Excel 2007 Images Embedded In Comments = File Too Large

2

I made a list of all the major electronics (pc towers, laptops, monitors, etc) at my workplace for inventory. To make it better I wanted to add pictures so I could see what each of the items looked like and a relative location (based on the pic). I did this by adding the pictures inside of comments. As I was going along I realized the file was growing substantially; which normally wouldn't be a problem. My problem was that it grew so large (~500MB I think) it had to 'repair' upon opening every time. When it did this it removed my comments (which included images as well) and I was essentially out of luck at this point.
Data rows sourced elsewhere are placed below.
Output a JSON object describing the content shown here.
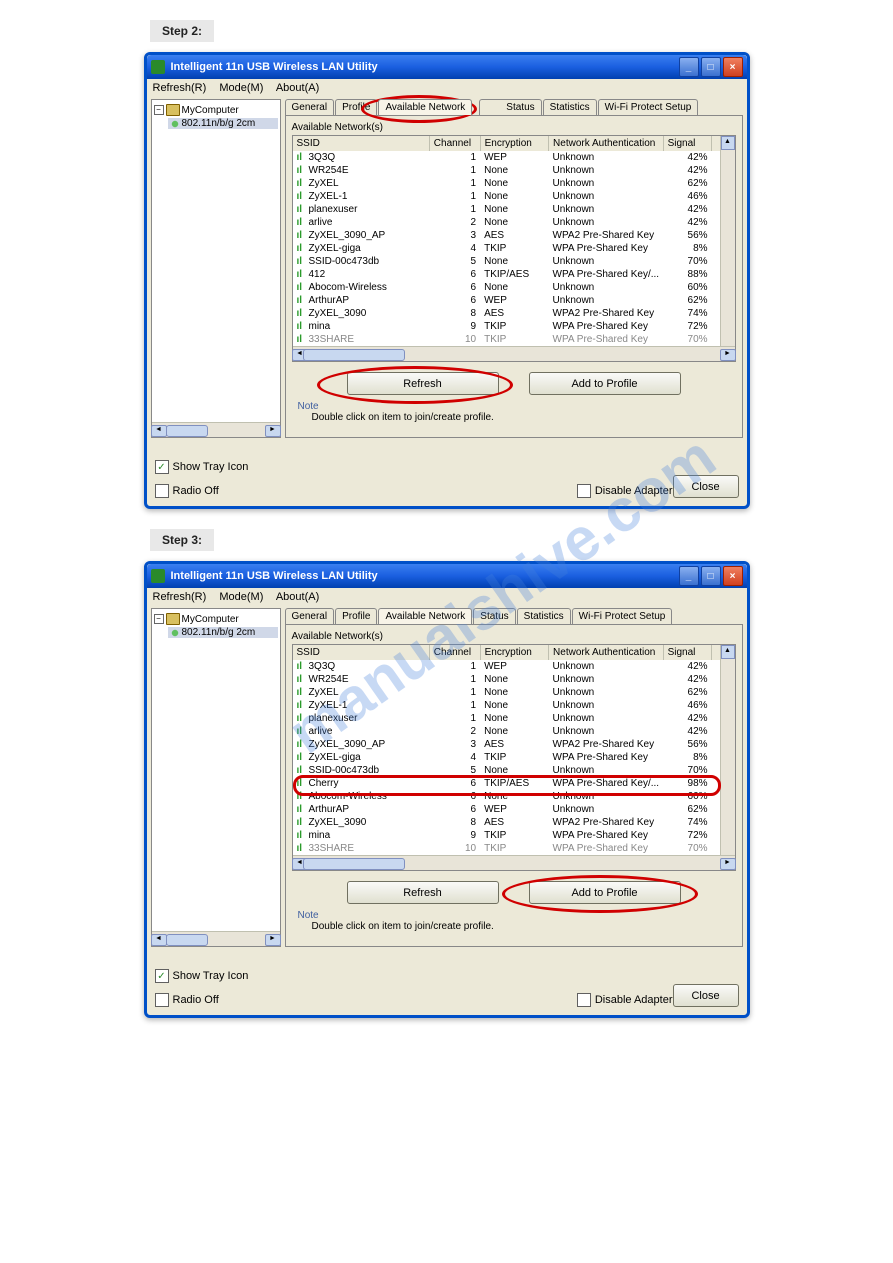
{
  "steps": {
    "two": "Step 2:",
    "three": "Step 3:"
  },
  "window": {
    "title": "Intelligent 11n USB Wireless LAN Utility",
    "menu": {
      "refresh": "Refresh(R)",
      "mode": "Mode(M)",
      "about": "About(A)"
    },
    "tree": {
      "root": "MyComputer",
      "child": "802.11n/b/g 2cm"
    },
    "tabs": [
      "General",
      "Profile",
      "Available Network",
      "Status",
      "Statistics",
      "Wi-Fi Protect Setup"
    ],
    "group_label": "Available Network(s)",
    "columns": [
      "SSID",
      "Channel",
      "Encryption",
      "Network Authentication",
      "Signal"
    ],
    "networks1": [
      {
        "ssid": "3Q3Q",
        "ch": 1,
        "enc": "WEP",
        "auth": "Unknown",
        "sig": "42%"
      },
      {
        "ssid": "WR254E",
        "ch": 1,
        "enc": "None",
        "auth": "Unknown",
        "sig": "42%"
      },
      {
        "ssid": "ZyXEL",
        "ch": 1,
        "enc": "None",
        "auth": "Unknown",
        "sig": "62%"
      },
      {
        "ssid": "ZyXEL-1",
        "ch": 1,
        "enc": "None",
        "auth": "Unknown",
        "sig": "46%"
      },
      {
        "ssid": "planexuser",
        "ch": 1,
        "enc": "None",
        "auth": "Unknown",
        "sig": "42%"
      },
      {
        "ssid": "arlive",
        "ch": 2,
        "enc": "None",
        "auth": "Unknown",
        "sig": "42%"
      },
      {
        "ssid": "ZyXEL_3090_AP",
        "ch": 3,
        "enc": "AES",
        "auth": "WPA2 Pre-Shared Key",
        "sig": "56%"
      },
      {
        "ssid": "ZyXEL-giga",
        "ch": 4,
        "enc": "TKIP",
        "auth": "WPA Pre-Shared Key",
        "sig": "8%"
      },
      {
        "ssid": "SSID-00c473db",
        "ch": 5,
        "enc": "None",
        "auth": "Unknown",
        "sig": "70%"
      },
      {
        "ssid": "412",
        "ch": 6,
        "enc": "TKIP/AES",
        "auth": "WPA Pre-Shared Key/...",
        "sig": "88%"
      },
      {
        "ssid": "Abocom-Wireless",
        "ch": 6,
        "enc": "None",
        "auth": "Unknown",
        "sig": "60%"
      },
      {
        "ssid": "ArthurAP",
        "ch": 6,
        "enc": "WEP",
        "auth": "Unknown",
        "sig": "62%"
      },
      {
        "ssid": "ZyXEL_3090",
        "ch": 8,
        "enc": "AES",
        "auth": "WPA2 Pre-Shared Key",
        "sig": "74%"
      },
      {
        "ssid": "mina",
        "ch": 9,
        "enc": "TKIP",
        "auth": "WPA Pre-Shared Key",
        "sig": "72%"
      }
    ],
    "networks2": [
      {
        "ssid": "3Q3Q",
        "ch": 1,
        "enc": "WEP",
        "auth": "Unknown",
        "sig": "42%"
      },
      {
        "ssid": "WR254E",
        "ch": 1,
        "enc": "None",
        "auth": "Unknown",
        "sig": "42%"
      },
      {
        "ssid": "ZyXEL",
        "ch": 1,
        "enc": "None",
        "auth": "Unknown",
        "sig": "62%"
      },
      {
        "ssid": "ZyXEL-1",
        "ch": 1,
        "enc": "None",
        "auth": "Unknown",
        "sig": "46%"
      },
      {
        "ssid": "planexuser",
        "ch": 1,
        "enc": "None",
        "auth": "Unknown",
        "sig": "42%"
      },
      {
        "ssid": "arlive",
        "ch": 2,
        "enc": "None",
        "auth": "Unknown",
        "sig": "42%"
      },
      {
        "ssid": "ZyXEL_3090_AP",
        "ch": 3,
        "enc": "AES",
        "auth": "WPA2 Pre-Shared Key",
        "sig": "56%"
      },
      {
        "ssid": "ZyXEL-giga",
        "ch": 4,
        "enc": "TKIP",
        "auth": "WPA Pre-Shared Key",
        "sig": "8%"
      },
      {
        "ssid": "SSID-00c473db",
        "ch": 5,
        "enc": "None",
        "auth": "Unknown",
        "sig": "70%"
      },
      {
        "ssid": "Cherry",
        "ch": 6,
        "enc": "TKIP/AES",
        "auth": "WPA Pre-Shared Key/...",
        "sig": "98%",
        "selected": true
      },
      {
        "ssid": "Abocom-Wireless",
        "ch": 6,
        "enc": "None",
        "auth": "Unknown",
        "sig": "60%"
      },
      {
        "ssid": "ArthurAP",
        "ch": 6,
        "enc": "WEP",
        "auth": "Unknown",
        "sig": "62%"
      },
      {
        "ssid": "ZyXEL_3090",
        "ch": 8,
        "enc": "AES",
        "auth": "WPA2 Pre-Shared Key",
        "sig": "74%"
      },
      {
        "ssid": "mina",
        "ch": 9,
        "enc": "TKIP",
        "auth": "WPA Pre-Shared Key",
        "sig": "72%"
      }
    ],
    "partial_row": {
      "ssid": "33SHARE",
      "ch": 10,
      "enc": "TKIP",
      "auth": "WPA Pre-Shared Key",
      "sig": "70%"
    },
    "buttons": {
      "refresh": "Refresh",
      "add": "Add to Profile",
      "close": "Close"
    },
    "note_label": "Note",
    "note_text": "Double click on item to join/create profile.",
    "checks": {
      "tray": "Show Tray Icon",
      "radio": "Radio Off",
      "disable": "Disable Adapter"
    }
  },
  "watermark": "manualshive.com"
}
I removed all the images so I could work on the inventory without any issues, but I really want images on there in some fashion. So my question...how can I achieve this and make it functional? Thanks.

Josh B.

Posted 2013-01-09T13:21:04.150

Reputation: 21

2How big are these images when you view the properties in your (Windows?) explorer? – nixda – 2013-01-09T13:27:04.193

Roughly ~2MB/each – Josh B. – 2013-01-09T15:24:18.287

tried to convert them to jpeg, if they are not on that format already? that would slice a big chunk out of the size. – Lorenzo Von Matterhorn – 2013-01-09T18:39:48.057

Yes they are jpegs taken from my phone of the equipment around the office. – Josh B. – 2013-01-09T20:47:20.997

Do the images have to be inline? Can't you simply hyperlink to them instead? – Karan – 2013-01-10T15:13:19.433

I'd rather it be quick - hover over - boom there's a picture. – Josh B. – 2013-01-14T14:22:10.293

Answers

0

First solution you should try:

  • Edit all those pictures down to a very small size - you don't need detailed, high resolution images for this do you?

So take them down to a couple of kb each by resizing and saving as lower quality.

Rory Alsop

Posted 2013-01-09T13:21:04.150

Reputation: 3 168

0

My first thought is 2MB for a picture is too high, so you should compress them down. My favorite program for this is Gimp, but I believe there may be some command line utilities out there which are more suited for doing this in batches.

My second thought is, why Excel? You can store images in an Access database easily enough, and this kind of job feels like something you would use a database for (though I admittedly don't know the scope of the project). Converting this into a large scale database (not necessarily Access) might be your best option going forward.